Intensive workshops provide in-depth training in the implementation of reproducible research practices for one or more topics. These workshops take at least four hours. Depending on the number of topics covered, intensive workshops may be spread over several days. R4E members typically design these sessions to provide intensive instruction within their areas of expertise. Outside experts may also be invited to teach sessions on additional topics. This type of workshop is best suited for a smaller (<50) group of participants.
Over the years, our community has grown and diversified substantially, consisting of scientists who taught one, or many R4E workshops. To date, we have reached more than 3000 researchers through over 30 workshops, which were predominantly held at international conferences and spanned numerous life science disciplines (e.g. ecology, biotechnology, plant sciences, neuroscience and many others). In addition, we have hosted several webinars that allowed researchers from all around the world to join, including webinars for early career scientists participating in the eLife Community Ambassadors Program. Investigators and conference organizers can request to host a workshop led by our volunteers or use our materials to learn more about responsible research practices and offer their own training.
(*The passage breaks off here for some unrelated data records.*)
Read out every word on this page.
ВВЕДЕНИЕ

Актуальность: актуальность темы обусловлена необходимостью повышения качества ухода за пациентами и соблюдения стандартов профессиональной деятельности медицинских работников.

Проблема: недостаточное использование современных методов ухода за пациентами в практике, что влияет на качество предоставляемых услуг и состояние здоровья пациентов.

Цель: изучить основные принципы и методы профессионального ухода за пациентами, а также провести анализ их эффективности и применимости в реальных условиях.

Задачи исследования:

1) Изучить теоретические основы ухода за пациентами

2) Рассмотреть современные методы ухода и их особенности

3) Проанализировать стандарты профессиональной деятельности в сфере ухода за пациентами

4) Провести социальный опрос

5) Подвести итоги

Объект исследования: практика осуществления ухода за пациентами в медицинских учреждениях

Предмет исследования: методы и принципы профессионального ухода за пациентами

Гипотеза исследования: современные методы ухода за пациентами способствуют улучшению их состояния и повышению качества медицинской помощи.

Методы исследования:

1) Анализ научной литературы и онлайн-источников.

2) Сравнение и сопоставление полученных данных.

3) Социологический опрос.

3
The goal of our training is to introduce participants to a reproducible scientific workflow. Individual scientists or laboratories can make their research more reproducible by implementing as many of the steps introduced in our workshops as they are comfortable with (Figure 2). Feedback on our workshops indicate that 80% of participants learned important new aspects of reproducibly research practices and are very likely to implement at least some of the presented tools in their own research workflows in the future.
Figure 2.
Approaches that scientists can use to increase the reproducibility of their publications.
From top to bottom, approaches that can be used on their own or in combination to increase the reproducibility of experiments, ordered from least reproducibility to most. The column on the right includes details of tools and resources than can be used to help scientists take each specific approach.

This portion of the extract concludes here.